AI-Powered Closed-Loop Multielectrode Transcutaneous Spinal Cord Stimulation: Real-Time Adjustments for Enhanced Motor Recovery in Spinal Cord Injury (AIM RECOVER)

Spinal Cord Injury (SCI) is a debilitating condition affecting approximately 20.6 million individuals worldwide, with an annual incidence of 0.9 million. In Singapore, the prevalence of SCI increased from 5 to 6 per 100,000 in 1990 to 13 to 15 per 100,000 in 2019. SCI often results in profound and long-term neurological impairments, particularly in motor function, leading to significant limitations in activities of daily living (ADLs) and ambulation. The costs associated with SCI acute treatment, rehabilitation, and long-term care are substantial. While conventional rehabilitation strategies remain essential, their effectiveness in restoring lost motor function is limited, leaving many individuals with permanent disability.

Spinal cord stimulation (SCS) has emerged as a promising neuromodulation technique to improve neurological recovery following SCI. SCS delivers electrical impulses to activate afferent fibers, enhancing interneuronal connections, motor neuron excitability, and communication between spinal networks SCS can be broadly classified into epidural SCS (eSCS) and transcutaneous SCS (tSCS). Owning to its non-invasive nature and therapeutic potential, tSCS has gained significant attention, with numerous studies demonstrating its effectiveness in improving motor function following SCI. Most current tSCS protocols for lower limb motor control involve placing one or two active electrodes over the thoracolumbar spine (T10 - L2), with fixed stimulation sites and parameters throughout each session. This approach is grounded in the hypothesis that tSCS enhances overall excitability of the neural network by increasing sensory input. However, the lack of muscle-specific stimulation may lead to unwanted co-contraction of antagonistic muscles, hindering functional movement and reducing overall gait efficiency.

Emerging evidence indicates that spinal cord excitability responds dynamically to variations in stimulation sites and parameters. Spatially selective eSCS with real-time processing has been shown to rapidly restore voluntary motor control even in individuals with chronic, motor-complete SCI. In animal studies, integrated approaches combining epidural spinal cord stimulation with peripheral muscle stimulation designed to mimic sensory feedback and feedforward muscle contraction loops demonstrated synergistic effects, providing a framework for the development of neuromodulation systems to enhance motor recovery following SC. In human studies, another study team has reported that multielectrode tSCS with continuous stimulation to engage central pattern generator (CPG) networks in combination with spatiotemporal alternating stimulation targeting dorsal roots projecting to the leg flexor and extensor motor pools, can induce alternating locomotor activity. Remarkably, this approach enabled immediate recovery of locomotor function in individuals with severe lower limb motor deficits even in clinically complete SCI.
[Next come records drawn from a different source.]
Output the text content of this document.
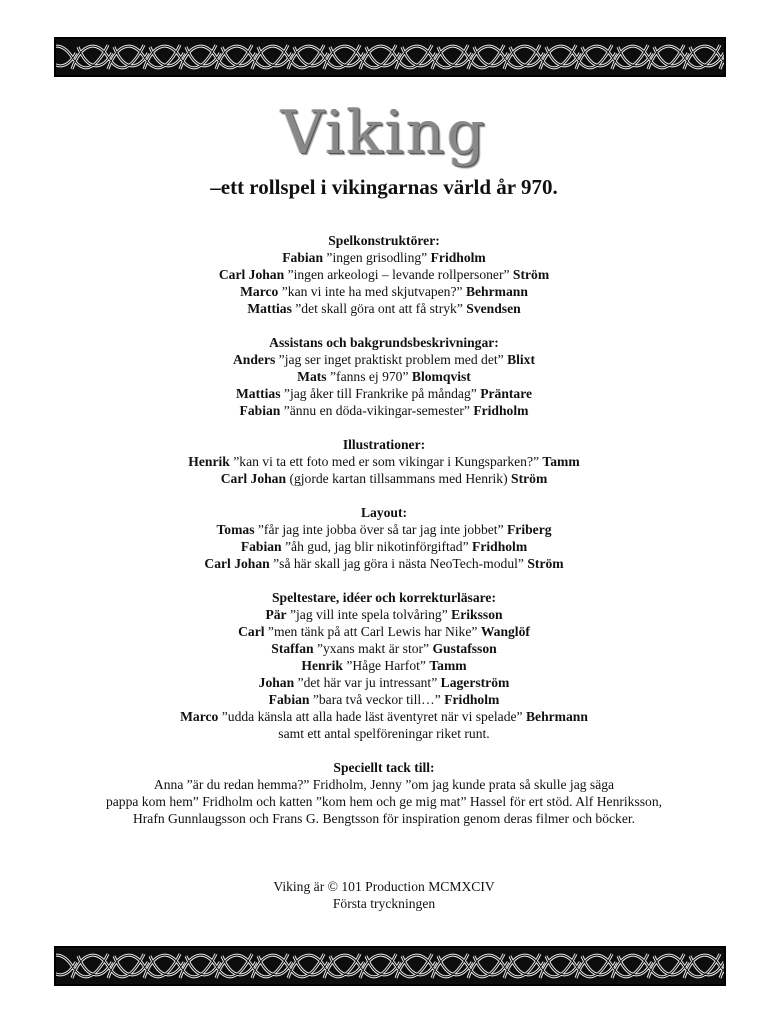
Viking
–ett rollspel i vikingarnas värld år 970.
Spelkonstruktörer:
Fabian ”ingen grisodling” Fridholm
Carl Johan ”ingen arkeologi – levande rollpersoner” Ström
Marco ”kan vi inte ha med skjutvapen?” Behrmann
Mattias ”det skall göra ont att få stryk” Svendsen
Assistans och bakgrundsbeskrivningar:
Anders ”jag ser inget praktiskt problem med det” Blixt
Mats ”fanns ej 970” Blomqvist
Mattias ”jag åker till Frankrike på måndag” Präntare
Fabian ”ännu en döda-vikingar-semester” Fridholm
Illustrationer:
Henrik ”kan vi ta ett foto med er som vikingar i Kungsparken?” Tamm
Carl Johan (gjorde kartan tillsammans med Henrik) Ström
Layout:
Tomas ”får jag inte jobba över så tar jag inte jobbet” Friberg
Fabian ”åh gud, jag blir nikotinförgiftad” Fridholm
Carl Johan ”så här skall jag göra i nästa NeoTech-modul” Ström
Speltestare, idéer och korrekturläsare:
Pär ”jag vill inte spela tolvåring” Eriksson
Carl ”men tänk på att Carl Lewis har Nike” Wanglöf
Staffan ”yxans makt är stor” Gustafsson
Henrik ”Håge Harfot” Tamm
Johan ”det här var ju intressant” Lagerström
Fabian ”bara två veckor till…” Fridholm
Marco ”udda känsla att alla hade läst äventyret när vi spelade” Behrmann
samt ett antal spelföreningar riket runt.
Speciellt tack till:
Anna ”är du redan hemma?” Fridholm, Jenny ”om jag kunde prata så skulle jag säga
pappa kom hem” Fridholm och katten ”kom hem och ge mig mat” Hassel för ert stöd. Alf Henriksson,
Hrafn Gunnlaugsson och Frans G. Bengtsson för inspiration genom deras filmer och böcker.
Viking är © 101 Production MCMXCIV
Första tryckningen
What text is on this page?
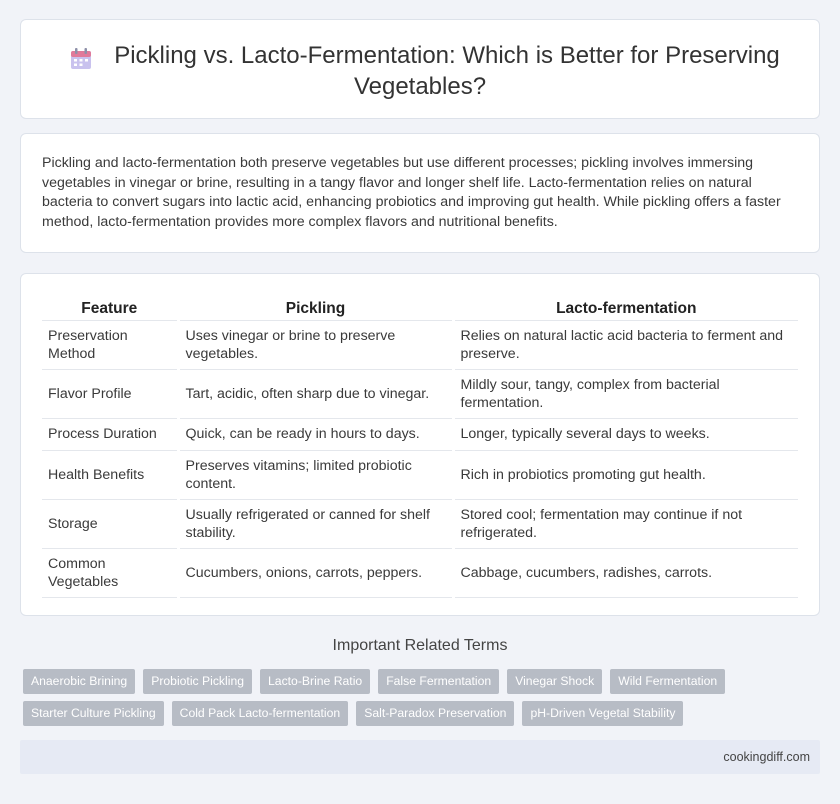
Pickling vs. Lacto-Fermentation: Which is Better for Preserving
Vegetables?

Pickling and lacto-fermentation both preserve vegetables but use different processes; pickling involves immersing vegetables in vinegar or brine, resulting in a tangy flavor and longer shelf life. Lacto-fermentation relies on natural bacteria to convert sugars into lactic acid, enhancing probiotics and improving gut health. While pickling offers a faster method, lacto-fermentation provides more complex flavors and nutritional benefits.

Feature	Pickling	Lacto-fermentation
Preservation Method	Uses vinegar or brine to preserve vegetables.	Relies on natural lactic acid bacteria to ferment and preserve.
Flavor Profile	Tart, acidic, often sharp due to vinegar.	Mildly sour, tangy, complex from bacterial fermentation.
Process Duration	Quick, can be ready in hours to days.	Longer, typically several days to weeks.
Health Benefits	Preserves vitamins; limited probiotic content.	Rich in probiotics promoting gut health.
Storage	Usually refrigerated or canned for shelf stability.	Stored cool; fermentation may continue if not refrigerated.
Common Vegetables	Cucumbers, onions, carrots, peppers.	Cabbage, cucumbers, radishes, carrots.
Important Related Terms
Anaerobic Brining	Probiotic Pickling	Lacto-Brine Ratio	False Fermentation	Vinegar Shock	Wild Fermentation
Starter Culture Pickling	Cold Pack Lacto-fermentation	Salt-Paradox Preservation	pH-Driven Vegetal Stability
cookingdiff.com
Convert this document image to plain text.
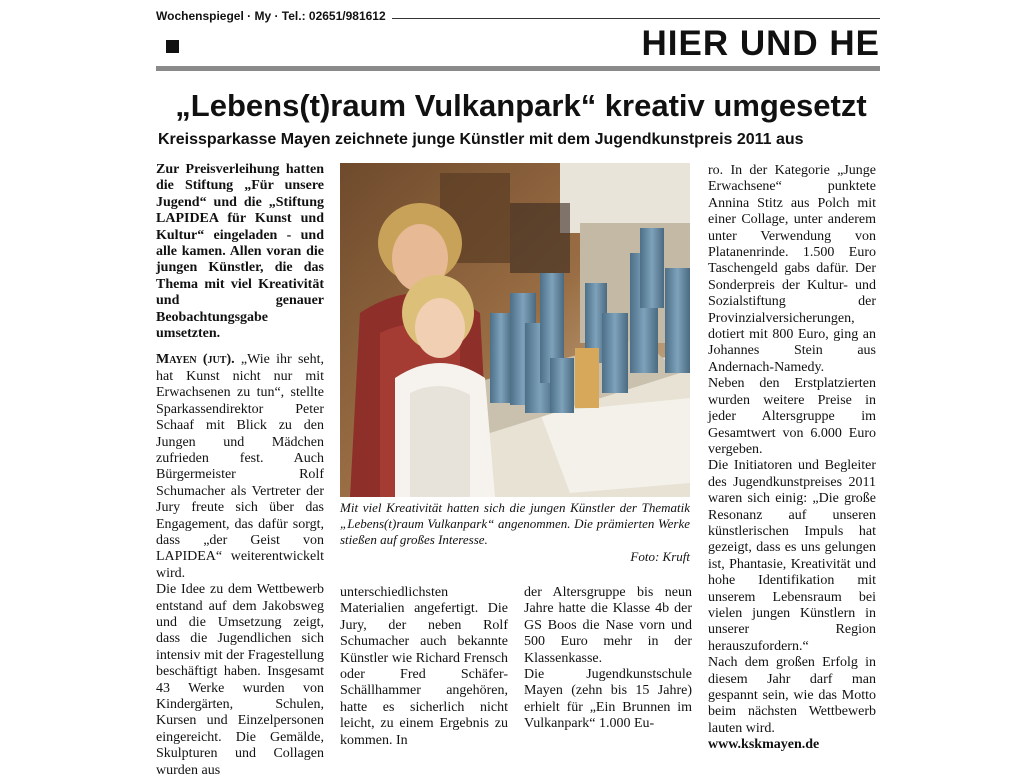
Wochenspiegel · My · Tel.: 02651/981612
HIER UND HE
„Lebens(t)raum Vulkanpark“ kreativ umgesetzt
Kreissparkasse Mayen zeichnete junge Künstler mit dem Jugendkunstpreis 2011 aus

Zur Preisverleihung hatten die Stiftung „Für unsere Jugend“ und die „Stiftung LAPIDEA für Kunst und Kultur“ eingeladen - und alle kamen. Allen voran die jungen Künstler, die das Thema mit viel Kreativität und genauer Beobachtungsgabe umsetzten.

Mayen (jut). „Wie ihr seht, hat Kunst nicht nur mit Erwachsenen zu tun“, stellte Sparkassendirektor Peter Schaaf mit Blick zu den Jungen und Mädchen zufrieden fest. Auch Bürgermeister Rolf Schumacher als Vertreter der Jury freute sich über das Engagement, das dafür sorgt, dass „der Geist von LAPIDEA“ weiterentwickelt wird.

Die Idee zu dem Wettbewerb entstand auf dem Jakobsweg und die Umsetzung zeigt, dass die Jugendlichen sich intensiv mit der Fragestellung beschäftigt haben. Insgesamt 43 Werke wurden von Kindergärten, Schulen, Kursen und Einzelpersonen eingereicht. Die Gemälde, Skulpturen und Collagen wurden aus

Mit viel Kreativität hatten sich die jungen Künstler der Thematik „Lebens(t)raum Vulkanpark“ angenommen. Die prämierten Werke stießen auf großes Interesse.

Foto: Kruft

unterschiedlichsten Materialien angefertigt. Die Jury, der neben Rolf Schumacher auch bekannte Künstler wie Richard Frensch oder Fred Schäfer- Schällhammer angehören, hatte es sicherlich nicht leicht, zu einem Ergebnis zu kommen. In

der Altersgruppe bis neun Jahre hatte die Klasse 4b der GS Boos die Nase vorn und 500 Euro mehr in der Klassenkasse.

Die Jugendkunstschule Mayen (zehn bis 15 Jahre) erhielt für „Ein Brunnen im Vulkanpark“ 1.000 Eu-

ro. In der Kategorie „Junge Erwachsene“ punktete Annina Stitz aus Polch mit einer Collage, unter anderem unter Verwendung von Platanenrinde. 1.500 Euro Taschengeld gabs dafür. Der Sonderpreis der Kultur- und Sozialstiftung der Provinzialversicherungen, dotiert mit 800 Euro, ging an Johannes Stein aus Andernach-Namedy.

Neben den Erstplatzierten wurden weitere Preise in jeder Altersgruppe im Gesamtwert von 6.000 Euro vergeben.

Die Initiatoren und Begleiter des Jugendkunstpreises 2011 waren sich einig: „Die große Resonanz auf unseren künstlerischen Impuls hat gezeigt, dass es uns gelungen ist, Phantasie, Kreativität und hohe Identifikation mit unserem Lebensraum bei vielen jungen Künstlern in unserer Region herauszufordern.“

Nach dem großen Erfolg in diesem Jahr darf man gespannt sein, wie das Motto beim nächsten Wettbewerb lauten wird.

www.kskmayen.de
To date, the relative efficacy of combing continuous stimulation with spatiotemporal modulation, compared with continuous stimulation alone, has not yet been systematically evaluated in humans. This study aims to address these gaps by developing and evaluating an AI-powered closed-loop multielectrode tSCS system that integrates continuous midline stimulation with real-time, feedback-driven spatiotemporal modulation. The system leverages wearable kinematic sensors and surface electromyography (EMG) to dynamically adjust stimulation timing and intensity based on ongoing gait and muscle activation patterns. By aligning stimulation delivery with physiological motor demands, the proposed approach seeks to enhance muscle selectivity, optimize lower limb motor recruitment, and improve gait performance in individuals with incomplete SCI.

If successful, this study will provide critical evidence supporting adaptive, AI-driven neuromodulation strategies and establish a foundation for next-generation tSCS systems that more effectively engage spinal sensorimotor circuits to promote functional recovery after SCI.